Was I ever anything you were proud of?

The day the court handed down its verdict, I asked my mother that through the bars.

Her eyes darted away, and she murmured under her breath.

I'm sorry. Your sister can't have a record. She still has to go abroad to study.

You reform yourself in there. I'll come see you every month.

For those words, I spent three whole years in prison, clinging to the food slot in the door, asking.

Not one visit ever came. What came instead was a diagnosis: terminal cancer.

And on the outside, my sister took my core research data, packaged herself as a scientific prodigy, and reaped the fame and the money both.
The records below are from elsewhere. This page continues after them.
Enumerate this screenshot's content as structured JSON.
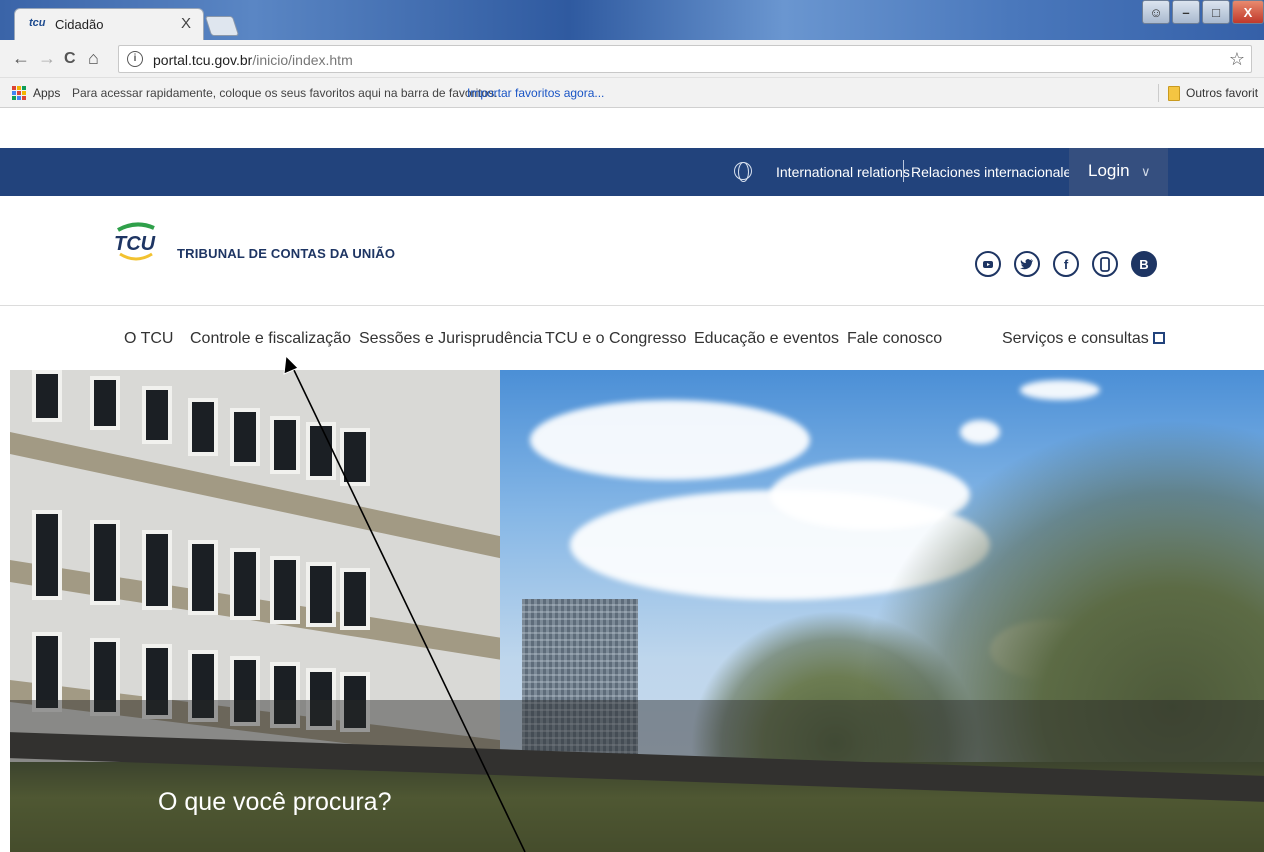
{
  "browser": {
    "tab_title": "Cidadão",
    "tab_favicon": "tcu",
    "tab_close": "X",
    "back": "←",
    "forward": "→",
    "reload": "C",
    "home": "⌂",
    "url_host": "portal.tcu.gov.br",
    "url_path": "/inicio/index.htm",
    "bookmark_star": "☆",
    "bookmarks": {
      "apps_label": "Apps",
      "hint": "Para acessar rapidamente, coloque os seus favoritos aqui na barra de favoritos.",
      "import_link": "Importar favoritos agora...",
      "other": "Outros favorit"
    }
  },
  "site": {
    "topbar": {
      "international_relations": "International relations",
      "relaciones": "Relaciones internacionales",
      "login": "Login"
    },
    "logo_text": "TRIBUNAL DE CONTAS DA UNIÃO",
    "social_icons": [
      "youtube-icon",
      "twitter-icon",
      "facebook-icon",
      "mobile-icon",
      "blogger-icon"
    ],
    "nav": [
      {
        "label": "O TCU"
      },
      {
        "label": "Controle e fiscalização"
      },
      {
        "label": "Sessões e Jurisprudência"
      },
      {
        "label": "TCU e o Congresso"
      },
      {
        "label": "Educação e eventos"
      },
      {
        "label": "Fale conosco"
      },
      {
        "label": "Serviços e consultas"
      }
    ],
    "hero_search_title": "O que você procura?"
  },
  "colors": {
    "topbar": "#22437c",
    "login_bg": "#354f7f",
    "logo_text": "#1e3563",
    "link": "#1a55c5"
  }
}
I died behind bars, buried under everything I'd been wronged for and everything I couldn't let go of.

When I opened my eyes again, I was back on the night my mother coaxed me into taking the fall.

She slapped the confession down on the table and handed me a cup of warm milk.

"You're the older sister, and you're only a temp. They won't do anything serious to you. The worst is they fire you."

"But your sister is a permanent researcher. If people find out she wrecked the equipment, her whole life is ruined."

I stared at that cup of milk.

In my last life, this was what put me to sleep, and when I woke, every piece of evidence was gone.

This time, I grabbed the cup and hurled it against the wall.

"Whoever caused the mess goes to prison for it. I'm not carrying this one."

...

Milk and shards of porcelain sprayed across my mother.

The white liquid ran down the wall, and the sharp, sour smell of milk filled the air.

She stood there stunned for a long moment before it registered.

"Have you lost your mind?"

I didn't answer her. I crouched down and looked at the broken base of the cup.

Just as I thought, there was still white powder in it that hadn't dissolved.

The panic flashed across my mother's face and was gone, replaced at once by that old, put-on look of innocence.

"Do you want to ruin your sister's future? You're her older sister. Protecting her is only right."

Doris Pruitt came bolting out of the bedroom, her eyes rimmed red, and dropped to the floor clutching the leg of my pants.

"Sis, I'm begging you. You're just a temp anyway. No one's going to care."

I stepped back and looked at the two of them coldly.

At this same moment in my last life, I'd wavered too, for one soft instant. But the law doesn't bend for feelings. If you're wrong, you own it.

I promised them that no matter how much the compensation came to, I'd bear it together with my sister.

They cried and agreed, and then coaxed me into drinking the milk, and let me sink into sleep.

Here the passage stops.